【注釈】
 この譬えはマルコ福音書だけにでてきます。マルコ福音書では、一連の種蒔きの譬えの後で、「灯火」と「生長する種」と「からし種」の譬えが続きますが、いずれも伝えられた伝承にマルコが手を加えたものでしょう。弟子たちにはこれらの譬えの解き明かしが与えられたと思われますが(4章34節)、読者には「隠されて」います。しかし、すでに先の譬えで、神の国の奥義が「隠されている」ことが告げられていますから、「秘められている」もの(同22節)、「気がつかない出来事」(同27節)、「小さな種」(同31節)が、実はそこにとてつもない大きな神様の力が潜んでいること、これがやがて分かるようになるのです。この譬えも、主語が「蒔く人」→「種」→「土地」→「実」へと変わるので、論理的に見ると不自然なところがあります。しかし、すでに先の譬えで説明したように、その場の状景全体が譬えを形成しているのがヘブライの譬えの特徴です。

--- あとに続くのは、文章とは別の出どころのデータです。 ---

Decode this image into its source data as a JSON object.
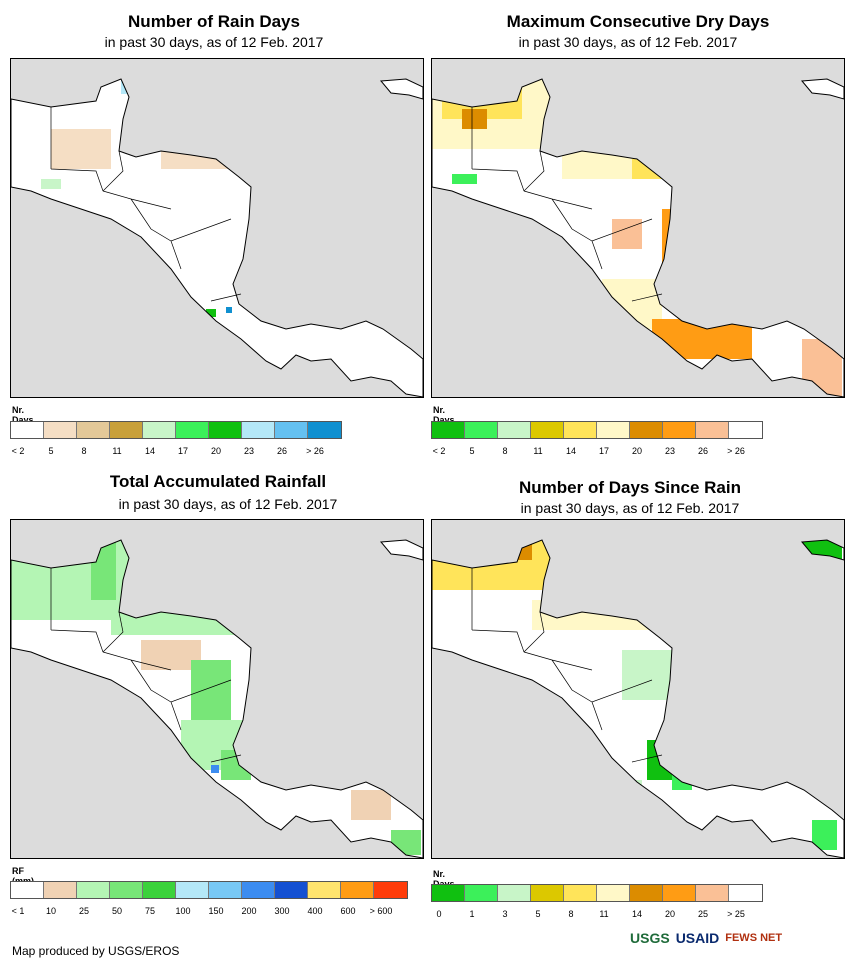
{
  "panels": [
    {
      "title": "Number of Rain Days",
      "subtitle": "in past 30 days, as of 12 Feb. 2017",
      "legend_title": "Nr. Days",
      "legend_colors": [
        "#ffffff",
        "#f5dec4",
        "#e3c898",
        "#c8a03a",
        "#c8f5c8",
        "#3cf05a",
        "#10c010",
        "#b4e8f8",
        "#64c0f0",
        "#1090d0"
      ],
      "legend_labels": [
        "< 2",
        "5",
        "8",
        "11",
        "14",
        "17",
        "20",
        "23",
        "26",
        "> 26"
      ]
    },
    {
      "title": "Maximum Consecutive Dry Days",
      "subtitle": "in past 30 days, as of 12 Feb. 2017",
      "legend_title": "Nr. Days",
      "legend_colors": [
        "#10c010",
        "#3cf05a",
        "#c8f5c8",
        "#dcc800",
        "#ffe45a",
        "#fff8c8",
        "#dc8c00",
        "#ff9c14",
        "#fac096",
        "#ffffff"
      ],
      "legend_labels": [
        "< 2",
        "5",
        "8",
        "11",
        "14",
        "17",
        "20",
        "23",
        "26",
        "> 26"
      ]
    },
    {
      "title": "Total Accumulated Rainfall",
      "subtitle": "in past 30 days, as of 12 Feb. 2017",
      "legend_title": "RF (mm)",
      "legend_colors": [
        "#ffffff",
        "#f0d2b4",
        "#b4f5b4",
        "#78e678",
        "#3cd23c",
        "#b4e8f8",
        "#78c8f5",
        "#3c8cf0",
        "#1450d2",
        "#ffe46e",
        "#ff9c14",
        "#ff3c0a"
      ],
      "legend_labels": [
        "< 1",
        "10",
        "25",
        "50",
        "75",
        "100",
        "150",
        "200",
        "300",
        "400",
        "600",
        "> 600"
      ]
    },
    {
      "title": "Number of Days Since Rain",
      "subtitle": "in past 30 days, as of 12 Feb. 2017",
      "legend_title": "Nr. Days",
      "legend_colors": [
        "#10c010",
        "#3cf05a",
        "#c8f5c8",
        "#dcc800",
        "#ffe45a",
        "#fff8c8",
        "#dc8c00",
        "#ff9c14",
        "#fac096",
        "#ffffff"
      ],
      "legend_labels": [
        "0",
        "1",
        "3",
        "5",
        "8",
        "11",
        "14",
        "20",
        "25",
        "> 25"
      ]
    }
  ],
  "footer": "Map produced by USGS/EROS",
  "logos": [
    "USGS",
    "USAID",
    "FEWS NET"
  ]
}
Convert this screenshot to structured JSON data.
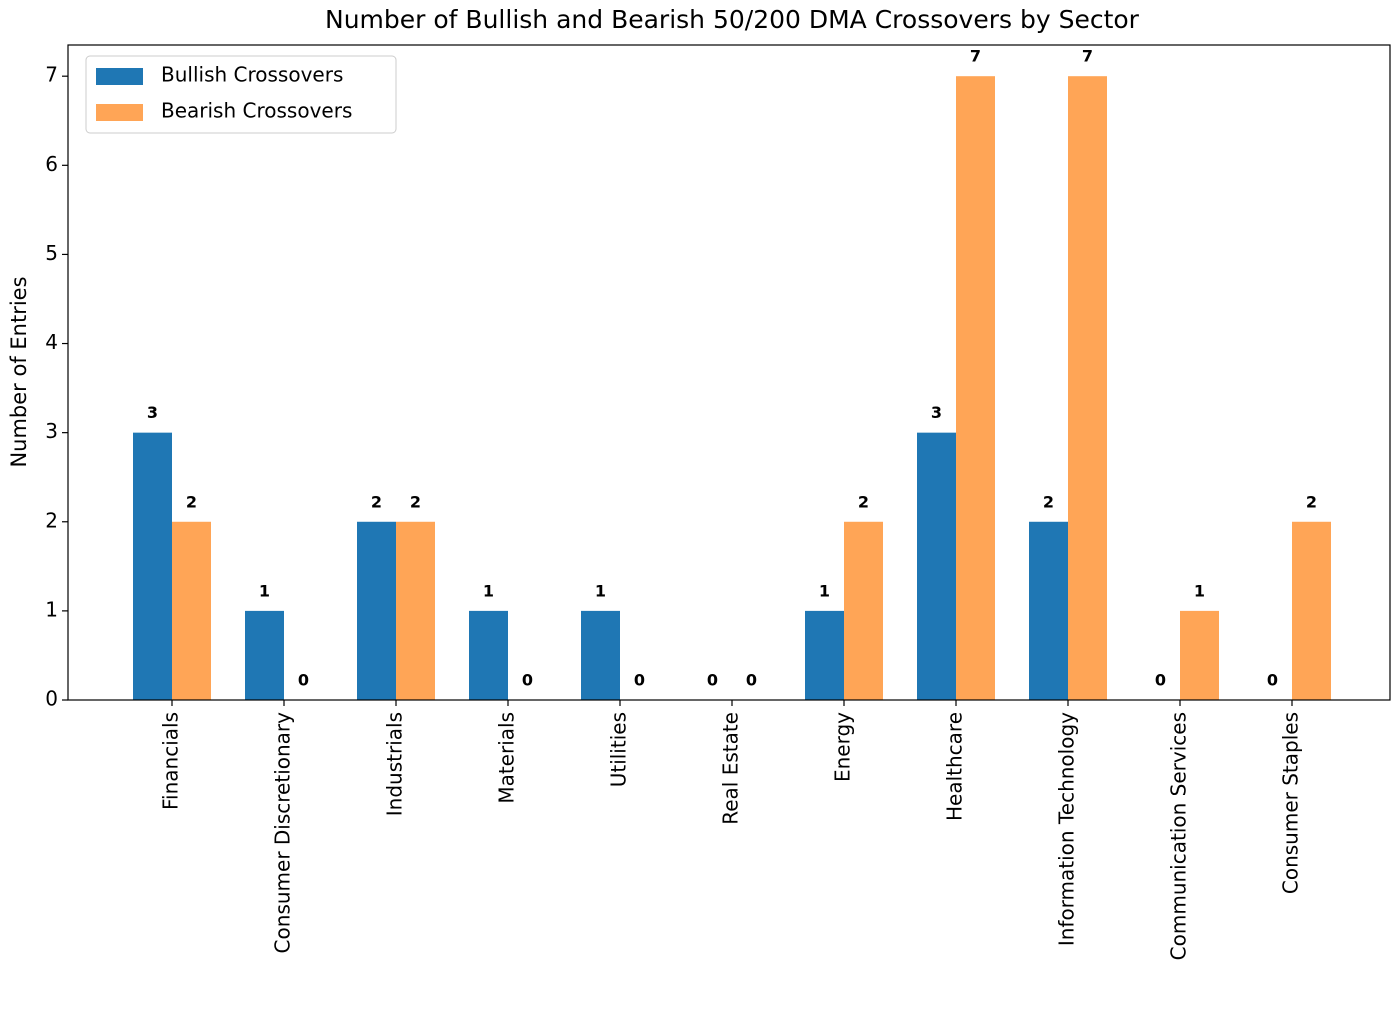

[26]~[27]26節の「種を蒔く」だけがアオリスト形(過去形)で、これに「寝起きする」「発芽する」などの現在形が続き、27節で「地はひとりでに実をもたらす」とありますから、一度種を蒔いてしまえば後はなんにもしなくても収穫が得られるかのような印象を与えます。しかし実際の農夫の仕事は、こういうわけにはいきません。だから、「神の国」とは、最初に人が蒔いておけば、後は自然に大きくなるのだから、人はただ「夜昼寝起きしていればよく」、最期に終末の刈り入れをするだけだと解釈するのは皮相的でしょう。
[28]種が着実に、しかも徐々に生長していく様をあらわしています。この地上には、人の力や思いの及ばない力が働いているのです。
[29]ここで「実が熟す」とある原語は「実が<許す>」という言い方で、これは「実が刈り入れのできる時期になると」という意味です。このような言い方はアラム語からの翻訳ギリシア語です。続く「鎌を入れる」も、主語が「実」だと意味がつながりません。この譬えはほんらいアラム語で語られたと思われますから、イエスにさかのぼるものでしょう。なお、ここには七十人訳のヨエル書4章13節「鎌を入れよ、刈り入れの時は熟した。/来て踏みつぶせ/酒ふねは満ち、絞り場はあふれる。彼らの悪は大きい」が反映していると言われています。ヨエルのこの言葉は、ヤハウェの到来の日に下る諸国民への裁きと断罪を預言するものです。旧約では、このように異邦の諸民族/悪人たちへの滅びを指す預言ですが、新約では、諸国民へ広がる「成長する神の国」の譬えへと大きく変容しています。「神の国」の譬えは、イエスによるものでしょうが、この大きな変容は、イエス自身がヨエルの預言を知っていて、これを変容させものではなく、おそらくイエス以前に、すでにある程度の変容が生じていたのでしょう。